Nel film “Il tagliaerbe”, Jobe Smith è un giovane giardiniere con evidenti ritardi mentali che vive a pochi passi dalla casa del dottor Lawrence Angelo, ricercatore presso la Virtual Space Industries. Jobe, spesso oggetto di soprusi ed angherie da parte di alcuni conoscenti, viene presto attenzionato dal dottor Lawrence che lo ritiene perfetto per un esperimento scientifico che ha come obiettivo quello di aumentare le capacità cerebrali tramite l’uso di droghe e lunghe immersioni nella realtà virtuale.

L’esperimento riesce e Jobe aumenta il proprio quoziente intellettivo giorno dopo giorno raggiungendo un’intelligenza straordinaria ma anche un equilibrio psichico piuttosto instabile che lo spingerà a chiudere i conti col passato, vendicandosi su coloro che avevano abusato della sua innocenza.

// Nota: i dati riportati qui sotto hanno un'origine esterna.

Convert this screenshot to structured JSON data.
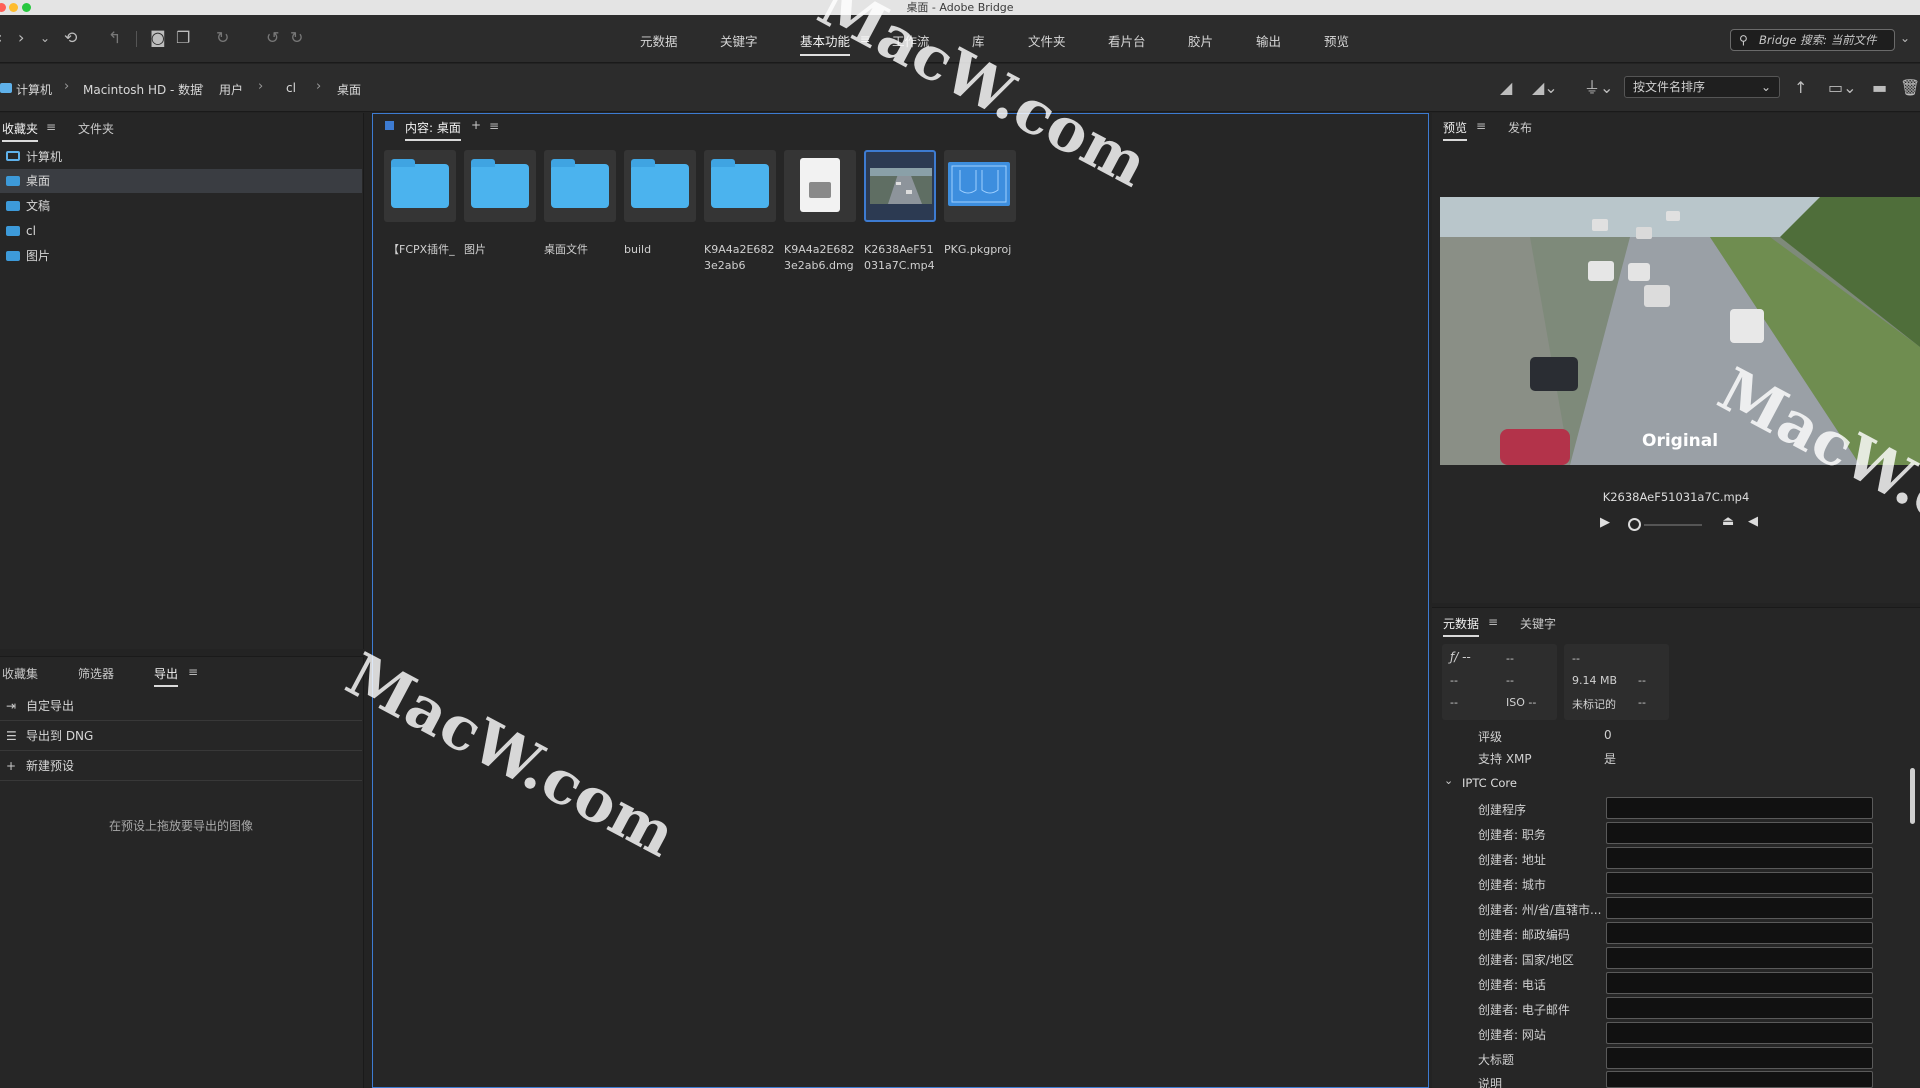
{
  "window": {
    "title": "桌面 - Adobe Bridge"
  },
  "toolbar": {
    "workspaces": [
      "元数据",
      "关键字",
      "基本功能",
      "工作流",
      "库",
      "文件夹",
      "看片台",
      "胶片",
      "输出",
      "预览"
    ],
    "active_workspace_menu": "≡",
    "search_placeholder": "Bridge 搜索: 当前文件"
  },
  "path": {
    "crumbs": [
      "计算机",
      "Macintosh HD - 数据",
      "用户",
      "cl",
      "桌面"
    ],
    "sort_label": "按文件名排序"
  },
  "left_top": {
    "tabs": [
      "收藏夹",
      "文件夹"
    ],
    "items": [
      "计算机",
      "桌面",
      "文稿",
      "cl",
      "图片"
    ]
  },
  "left_bottom": {
    "tabs": [
      "收藏集",
      "筛选器",
      "导出"
    ],
    "items": [
      "自定导出",
      "导出到 DNG",
      "新建预设"
    ],
    "hint": "在预设上拖放要导出的图像"
  },
  "content": {
    "header": "内容: 桌面",
    "items": [
      {
        "label": "【FCPX插件_",
        "kind": "folder"
      },
      {
        "label": "图片",
        "kind": "folder"
      },
      {
        "label": "桌面文件",
        "kind": "folder"
      },
      {
        "label": "build",
        "kind": "folder"
      },
      {
        "label": "K9A4a2E6823e2ab6",
        "kind": "folder"
      },
      {
        "label": "K9A4a2E6823e2ab6.dmg",
        "kind": "dmg"
      },
      {
        "label": "K2638AeF51031a7C.mp4",
        "kind": "video"
      },
      {
        "label": "PKG.pkgproj",
        "kind": "pkg"
      }
    ]
  },
  "preview": {
    "tabs": [
      "预览",
      "发布"
    ],
    "overlay_text": "Original",
    "filename": "K2638AeF51031a7C.mp4"
  },
  "metadata": {
    "tabs": [
      "元数据",
      "关键字"
    ],
    "camera": [
      "ƒ/ --",
      "--",
      "--",
      "--",
      "--",
      "ISO --"
    ],
    "file": [
      "--",
      "9.14 MB",
      "--",
      "未标记的",
      "--"
    ],
    "rows": [
      {
        "label": "评级",
        "value": "0"
      },
      {
        "label": "支持 XMP",
        "value": "是"
      }
    ],
    "section": "IPTC Core",
    "iptc_fields": [
      "创建程序",
      "创建者: 职务",
      "创建者: 地址",
      "创建者: 城市",
      "创建者: 州/省/直辖市...",
      "创建者: 邮政编码",
      "创建者: 国家/地区",
      "创建者: 电话",
      "创建者: 电子邮件",
      "创建者: 网站",
      "大标题",
      "说明"
    ]
  },
  "watermarks": [
    "MacW.com",
    "MacW.com",
    "MacW.c"
  ],
  "colors": {
    "accent": "#3d7bd1",
    "folder": "#4bb3ee",
    "background": "#232323"
  }
}
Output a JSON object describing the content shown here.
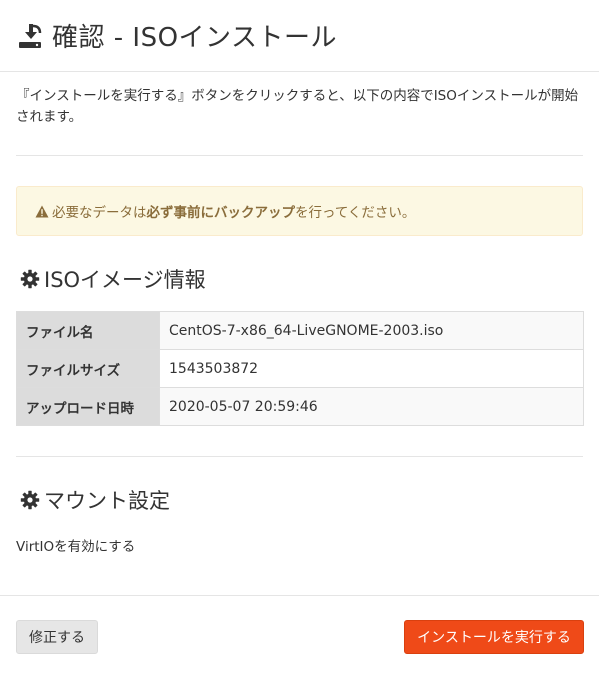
{
  "header": {
    "title": "確認 - ISOインストール",
    "icon": "download-icon"
  },
  "intro": {
    "text": "『インストールを実行する』ボタンをクリックすると、以下の内容でISOインストールが開始されます。"
  },
  "alert": {
    "prefix": "必要なデータは",
    "emphasis": "必ず事前にバックアップ",
    "suffix": "を行ってください。",
    "icon": "warning-icon",
    "color": "#8a6d3b",
    "background": "#fcf8e3"
  },
  "iso_section": {
    "title": "ISOイメージ情報",
    "icon": "gear-icon",
    "rows": [
      {
        "label": "ファイル名",
        "value": "CentOS-7-x86_64-LiveGNOME-2003.iso"
      },
      {
        "label": "ファイルサイズ",
        "value": "1543503872"
      },
      {
        "label": "アップロード日時",
        "value": "2020-05-07 20:59:46"
      }
    ]
  },
  "mount_section": {
    "title": "マウント設定",
    "icon": "gear-icon",
    "virtio_text": "VirtIOを有効にする"
  },
  "footer": {
    "back_label": "修正する",
    "submit_label": "インストールを実行する",
    "submit_color": "#ef4a18"
  }
}
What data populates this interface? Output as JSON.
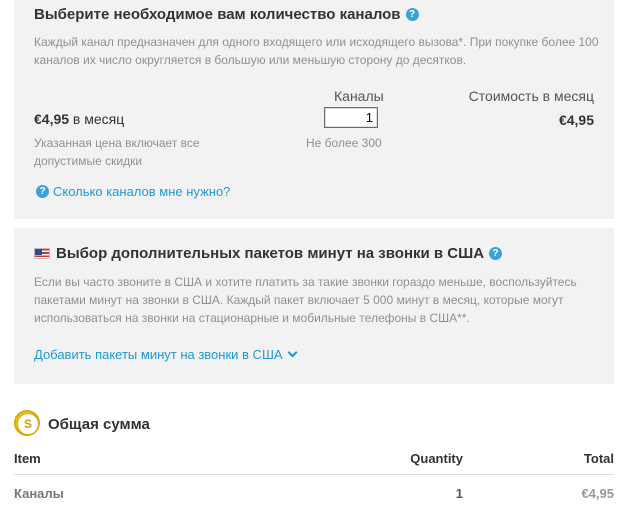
{
  "channels_panel": {
    "title": "Выберите необходимое вам количество каналов",
    "help_icon": "question-circle-icon",
    "description": "Каждый канал предназначен для одного входящего или исходящего вызова*. При покупке более 100 каналов их число округляется в большую или меньшую сторону до десятков.",
    "price": "€4,95",
    "price_suffix": " в месяц",
    "price_note": "Указанная цена включает все допустимые скидки",
    "channels_label": "Каналы",
    "channels_value": "1",
    "channels_limit": "Не более 300",
    "monthly_label": "Стоимость в месяц",
    "monthly_value": "€4,95",
    "help_link": "Сколько каналов мне нужно?"
  },
  "packages_panel": {
    "flag_icon": "us-flag-icon",
    "title": "Выбор дополнительных пакетов минут на звонки в США",
    "description": "Если вы часто звоните в США и хотите платить за такие звонки гораздо меньше, воспользуйтесь пакетами минут на звонки в США. Каждый пакет включает 5 000 минут в месяц, которые могут использоваться на звонки на стационарные и мобильные телефоны в США**.",
    "add_link": "Добавить пакеты минут на звонки в США"
  },
  "total": {
    "icon": "coin-icon",
    "title": "Общая сумма",
    "headers": {
      "item": "Item",
      "quantity": "Quantity",
      "total": "Total"
    },
    "rows": [
      {
        "item": "Каналы",
        "quantity": "1",
        "total": "€4,95"
      }
    ]
  },
  "colors": {
    "panel_bg": "#f2f2f2",
    "link": "#1f9ad6",
    "muted": "#909090"
  }
}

L’evoluzione della mente di Jobe proseguirà fin quando, preso da un forte delirio di onnipotenza, abbandonerà la sua forma umana e si trasferirà all’interno della rete “mainframe” prendendo il controllo di ogni dispositivo connesso sulla Terra.

È davvero tutto sotto controllo?

Max Erik Tegmark fisico teorico americano, professore al Massachusetts Institute of Technology e presidente del Future of Life Institute, think tank del movimento lungotermista, è il primo firmatario di un appello che sta facendo molto rumore. Nell’appello si chiede di “rallentare” la ricerca sulle intelligenze artificiali per dare modo all’umanità ed alle sue istituzioni nazionali di sviluppare un regolamento che impedisca alla tecnologia di prendere il sopravvento sulla specie umana.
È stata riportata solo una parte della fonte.